Cohort analysis in marketing is the practice of grouping customers by a shared characteristic — typically the time period when they were acquired or the channel through which they found you — and tracking their behaviour separately over time. Rather than reporting average retention or average LTV across all customers, cohort analysis reveals how different groups of customers behave differently. The most common marketing cohort is an acquisition cohort: all customers who made their first purchase in January 2025 are one cohort, all customers who first purchased in February 2025 are another, and so on. Tracking these groups separately shows whether customer quality is improving or deteriorating over time.
What does a healthy cohort curve look like?
A healthy retention cohort curve shows a rapid initial decline in the first 30–60 days (some customers who make a first purchase never return) followed by stabilisation at a consistent retention rate. The key signal is whether the curve flattens — if it continues declining without stabilising, the product is not creating genuine loyalty and the LTV will be structurally low regardless of how many customers are acquired. A healthy DTC subscription cohort typically retains 50–60% of customers through month 3, and that rate then stabilises at 70–80% per month for the remaining active base. E-commerce cohorts are measured differently: 30–40% repeat purchase within 12 months is considered healthy for most categories.
How is cohort analysis different from segment analysis?

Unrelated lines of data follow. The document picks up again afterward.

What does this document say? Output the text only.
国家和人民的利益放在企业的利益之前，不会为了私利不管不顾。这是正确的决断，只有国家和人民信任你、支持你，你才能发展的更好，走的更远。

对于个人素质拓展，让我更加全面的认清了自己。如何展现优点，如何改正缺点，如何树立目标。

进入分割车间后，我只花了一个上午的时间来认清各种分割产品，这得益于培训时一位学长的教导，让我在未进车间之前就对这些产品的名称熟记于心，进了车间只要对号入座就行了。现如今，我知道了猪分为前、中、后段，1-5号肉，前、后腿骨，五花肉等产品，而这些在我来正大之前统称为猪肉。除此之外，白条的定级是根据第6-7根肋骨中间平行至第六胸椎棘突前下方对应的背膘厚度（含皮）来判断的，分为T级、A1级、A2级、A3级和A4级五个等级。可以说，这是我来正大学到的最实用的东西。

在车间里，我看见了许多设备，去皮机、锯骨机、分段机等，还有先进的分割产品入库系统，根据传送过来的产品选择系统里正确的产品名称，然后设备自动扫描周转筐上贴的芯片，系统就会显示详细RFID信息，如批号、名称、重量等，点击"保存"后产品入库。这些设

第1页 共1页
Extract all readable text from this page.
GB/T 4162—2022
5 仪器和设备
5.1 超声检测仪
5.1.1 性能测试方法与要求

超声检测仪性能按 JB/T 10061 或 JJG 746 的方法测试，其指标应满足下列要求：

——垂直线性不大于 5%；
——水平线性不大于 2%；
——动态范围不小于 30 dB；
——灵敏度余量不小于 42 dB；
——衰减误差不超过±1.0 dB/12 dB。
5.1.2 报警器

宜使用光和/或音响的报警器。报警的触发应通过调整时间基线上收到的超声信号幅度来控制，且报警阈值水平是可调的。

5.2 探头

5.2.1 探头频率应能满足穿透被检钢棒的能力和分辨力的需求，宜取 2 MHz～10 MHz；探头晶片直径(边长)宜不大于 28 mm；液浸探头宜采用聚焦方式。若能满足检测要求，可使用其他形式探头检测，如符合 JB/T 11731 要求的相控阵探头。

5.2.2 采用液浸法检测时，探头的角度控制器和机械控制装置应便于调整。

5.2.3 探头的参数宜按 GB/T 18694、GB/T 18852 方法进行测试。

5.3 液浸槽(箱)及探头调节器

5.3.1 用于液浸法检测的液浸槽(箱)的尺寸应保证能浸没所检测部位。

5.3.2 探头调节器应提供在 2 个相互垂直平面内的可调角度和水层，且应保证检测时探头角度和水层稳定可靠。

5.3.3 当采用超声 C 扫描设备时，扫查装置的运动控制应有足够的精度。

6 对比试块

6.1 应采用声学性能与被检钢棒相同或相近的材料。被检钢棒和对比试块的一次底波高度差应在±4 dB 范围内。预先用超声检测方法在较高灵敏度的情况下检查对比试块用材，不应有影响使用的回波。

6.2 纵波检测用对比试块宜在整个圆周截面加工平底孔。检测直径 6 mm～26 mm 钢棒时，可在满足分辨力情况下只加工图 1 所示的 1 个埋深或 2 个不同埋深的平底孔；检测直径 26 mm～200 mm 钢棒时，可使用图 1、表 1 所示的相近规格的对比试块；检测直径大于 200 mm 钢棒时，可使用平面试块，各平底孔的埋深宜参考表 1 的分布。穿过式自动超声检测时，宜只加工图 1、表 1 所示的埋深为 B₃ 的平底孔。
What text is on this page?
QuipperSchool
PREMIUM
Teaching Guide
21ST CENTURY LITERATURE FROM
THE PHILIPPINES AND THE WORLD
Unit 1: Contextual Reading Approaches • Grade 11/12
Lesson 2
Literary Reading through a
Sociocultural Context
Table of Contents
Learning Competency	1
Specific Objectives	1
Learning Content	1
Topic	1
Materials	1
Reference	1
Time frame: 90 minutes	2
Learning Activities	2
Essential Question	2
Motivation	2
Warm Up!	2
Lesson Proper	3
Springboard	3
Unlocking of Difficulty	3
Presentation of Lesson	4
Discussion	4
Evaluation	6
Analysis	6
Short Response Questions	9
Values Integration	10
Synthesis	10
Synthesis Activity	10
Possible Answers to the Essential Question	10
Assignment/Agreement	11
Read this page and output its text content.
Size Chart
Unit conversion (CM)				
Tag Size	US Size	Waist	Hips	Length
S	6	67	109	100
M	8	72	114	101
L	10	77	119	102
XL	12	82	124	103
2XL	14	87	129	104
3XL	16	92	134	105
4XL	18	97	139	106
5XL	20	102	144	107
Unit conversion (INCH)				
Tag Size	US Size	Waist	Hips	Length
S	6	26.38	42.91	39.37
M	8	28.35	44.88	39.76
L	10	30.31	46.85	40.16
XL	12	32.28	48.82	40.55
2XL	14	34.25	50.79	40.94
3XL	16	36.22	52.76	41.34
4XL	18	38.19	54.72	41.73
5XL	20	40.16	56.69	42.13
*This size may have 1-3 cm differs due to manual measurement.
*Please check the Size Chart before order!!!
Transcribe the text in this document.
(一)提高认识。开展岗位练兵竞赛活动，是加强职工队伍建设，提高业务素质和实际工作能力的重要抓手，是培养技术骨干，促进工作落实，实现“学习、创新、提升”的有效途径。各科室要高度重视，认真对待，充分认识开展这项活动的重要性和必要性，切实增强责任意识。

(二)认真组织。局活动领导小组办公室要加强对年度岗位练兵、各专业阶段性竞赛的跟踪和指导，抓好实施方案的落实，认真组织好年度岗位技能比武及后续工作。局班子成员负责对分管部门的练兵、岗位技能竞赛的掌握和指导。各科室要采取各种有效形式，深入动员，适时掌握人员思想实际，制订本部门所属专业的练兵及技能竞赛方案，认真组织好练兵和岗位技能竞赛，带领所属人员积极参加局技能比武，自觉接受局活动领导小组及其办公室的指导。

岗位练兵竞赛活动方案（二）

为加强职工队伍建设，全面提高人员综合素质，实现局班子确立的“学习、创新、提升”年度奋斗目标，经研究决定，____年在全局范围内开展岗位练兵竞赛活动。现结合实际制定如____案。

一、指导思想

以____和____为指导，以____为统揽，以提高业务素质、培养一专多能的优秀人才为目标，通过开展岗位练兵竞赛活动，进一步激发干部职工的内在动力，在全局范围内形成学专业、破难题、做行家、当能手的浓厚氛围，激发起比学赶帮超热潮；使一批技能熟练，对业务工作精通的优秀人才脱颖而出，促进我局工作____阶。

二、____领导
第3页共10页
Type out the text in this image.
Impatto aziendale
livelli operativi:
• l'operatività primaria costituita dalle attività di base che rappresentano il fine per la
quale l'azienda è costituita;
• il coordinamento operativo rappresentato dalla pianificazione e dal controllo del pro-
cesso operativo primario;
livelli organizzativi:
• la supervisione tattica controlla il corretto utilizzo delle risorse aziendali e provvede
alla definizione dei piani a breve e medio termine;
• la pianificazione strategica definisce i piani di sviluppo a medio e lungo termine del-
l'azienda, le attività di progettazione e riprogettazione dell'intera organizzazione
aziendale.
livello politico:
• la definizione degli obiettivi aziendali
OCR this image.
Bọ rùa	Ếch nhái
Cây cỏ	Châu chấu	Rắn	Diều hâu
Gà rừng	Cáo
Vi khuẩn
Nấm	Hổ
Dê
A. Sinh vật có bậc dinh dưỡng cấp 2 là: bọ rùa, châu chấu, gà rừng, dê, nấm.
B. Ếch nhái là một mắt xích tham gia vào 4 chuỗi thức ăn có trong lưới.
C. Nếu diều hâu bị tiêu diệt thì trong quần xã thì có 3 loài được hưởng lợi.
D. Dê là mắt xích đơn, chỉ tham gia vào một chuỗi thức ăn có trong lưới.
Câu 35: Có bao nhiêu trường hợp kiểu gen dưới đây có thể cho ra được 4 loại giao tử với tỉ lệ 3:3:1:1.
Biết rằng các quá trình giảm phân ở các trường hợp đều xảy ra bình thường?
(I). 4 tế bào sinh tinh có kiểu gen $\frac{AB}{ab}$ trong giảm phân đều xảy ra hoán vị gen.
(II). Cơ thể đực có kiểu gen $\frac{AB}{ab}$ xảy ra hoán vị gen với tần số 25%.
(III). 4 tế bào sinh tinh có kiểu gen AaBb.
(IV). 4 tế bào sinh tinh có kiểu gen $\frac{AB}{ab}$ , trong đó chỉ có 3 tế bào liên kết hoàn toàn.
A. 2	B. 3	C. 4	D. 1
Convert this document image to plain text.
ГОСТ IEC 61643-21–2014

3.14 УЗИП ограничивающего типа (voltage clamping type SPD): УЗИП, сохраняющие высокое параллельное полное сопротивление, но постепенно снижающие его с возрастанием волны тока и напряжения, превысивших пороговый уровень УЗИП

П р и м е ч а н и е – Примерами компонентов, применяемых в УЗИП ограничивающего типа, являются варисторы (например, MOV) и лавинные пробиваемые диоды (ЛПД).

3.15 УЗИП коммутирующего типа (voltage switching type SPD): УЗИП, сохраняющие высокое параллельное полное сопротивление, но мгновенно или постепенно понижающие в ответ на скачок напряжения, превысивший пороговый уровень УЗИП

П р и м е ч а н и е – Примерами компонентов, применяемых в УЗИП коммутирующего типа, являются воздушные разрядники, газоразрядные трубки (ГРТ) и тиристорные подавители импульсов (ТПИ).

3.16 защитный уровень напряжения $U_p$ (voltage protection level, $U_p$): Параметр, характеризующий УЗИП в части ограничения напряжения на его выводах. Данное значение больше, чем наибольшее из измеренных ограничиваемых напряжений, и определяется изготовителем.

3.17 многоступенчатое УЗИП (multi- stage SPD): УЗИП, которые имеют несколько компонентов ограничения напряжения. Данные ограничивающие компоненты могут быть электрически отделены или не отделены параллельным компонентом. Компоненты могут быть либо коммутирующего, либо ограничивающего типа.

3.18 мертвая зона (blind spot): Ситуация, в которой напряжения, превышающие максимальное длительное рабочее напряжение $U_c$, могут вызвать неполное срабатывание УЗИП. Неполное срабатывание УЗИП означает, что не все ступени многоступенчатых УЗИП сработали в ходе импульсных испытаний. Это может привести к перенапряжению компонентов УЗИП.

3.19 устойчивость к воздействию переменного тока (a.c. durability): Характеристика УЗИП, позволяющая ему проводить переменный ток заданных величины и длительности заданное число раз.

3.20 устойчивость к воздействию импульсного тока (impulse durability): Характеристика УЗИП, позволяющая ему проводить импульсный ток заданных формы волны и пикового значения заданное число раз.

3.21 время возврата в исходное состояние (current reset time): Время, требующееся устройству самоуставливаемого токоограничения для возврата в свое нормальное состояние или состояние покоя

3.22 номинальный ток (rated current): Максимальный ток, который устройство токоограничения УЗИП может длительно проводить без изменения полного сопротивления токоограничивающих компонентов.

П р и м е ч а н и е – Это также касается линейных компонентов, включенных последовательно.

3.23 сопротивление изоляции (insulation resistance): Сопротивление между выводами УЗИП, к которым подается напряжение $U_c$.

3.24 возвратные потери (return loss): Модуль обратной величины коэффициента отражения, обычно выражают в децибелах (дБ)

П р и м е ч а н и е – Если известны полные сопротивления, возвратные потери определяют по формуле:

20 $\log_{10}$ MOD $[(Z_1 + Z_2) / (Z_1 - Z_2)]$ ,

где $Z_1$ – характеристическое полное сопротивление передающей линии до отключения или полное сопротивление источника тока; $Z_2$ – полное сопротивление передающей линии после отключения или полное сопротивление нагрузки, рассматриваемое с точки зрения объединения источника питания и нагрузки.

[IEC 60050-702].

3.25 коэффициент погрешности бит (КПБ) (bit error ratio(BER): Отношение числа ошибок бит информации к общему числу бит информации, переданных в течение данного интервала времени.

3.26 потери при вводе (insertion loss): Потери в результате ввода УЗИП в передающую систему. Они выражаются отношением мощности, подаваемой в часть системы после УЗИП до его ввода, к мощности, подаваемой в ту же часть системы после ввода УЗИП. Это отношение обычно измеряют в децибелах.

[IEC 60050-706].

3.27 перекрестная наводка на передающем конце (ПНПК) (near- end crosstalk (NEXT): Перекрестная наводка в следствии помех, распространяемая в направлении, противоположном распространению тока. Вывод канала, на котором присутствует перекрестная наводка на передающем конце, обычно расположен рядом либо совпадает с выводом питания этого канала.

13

Cohort analysis groups customers by when or how they were acquired and tracks their behaviour over time — the time dimension is essential. Segment analysis groups customers by a current characteristic (high-value customers, lapsed customers, geographic region) without necessarily tracking changes over time. The key distinction: cohort analysis answers 'are the customers we acquired last month better or worse than the customers we acquired a year ago?' Segment analysis answers 'what do our best customers look like right now?' Both are useful, but cohort analysis is essential for understanding whether the quality of acquisition is improving or deteriorating — which is the critical early warning system for LTV:CAC deterioration.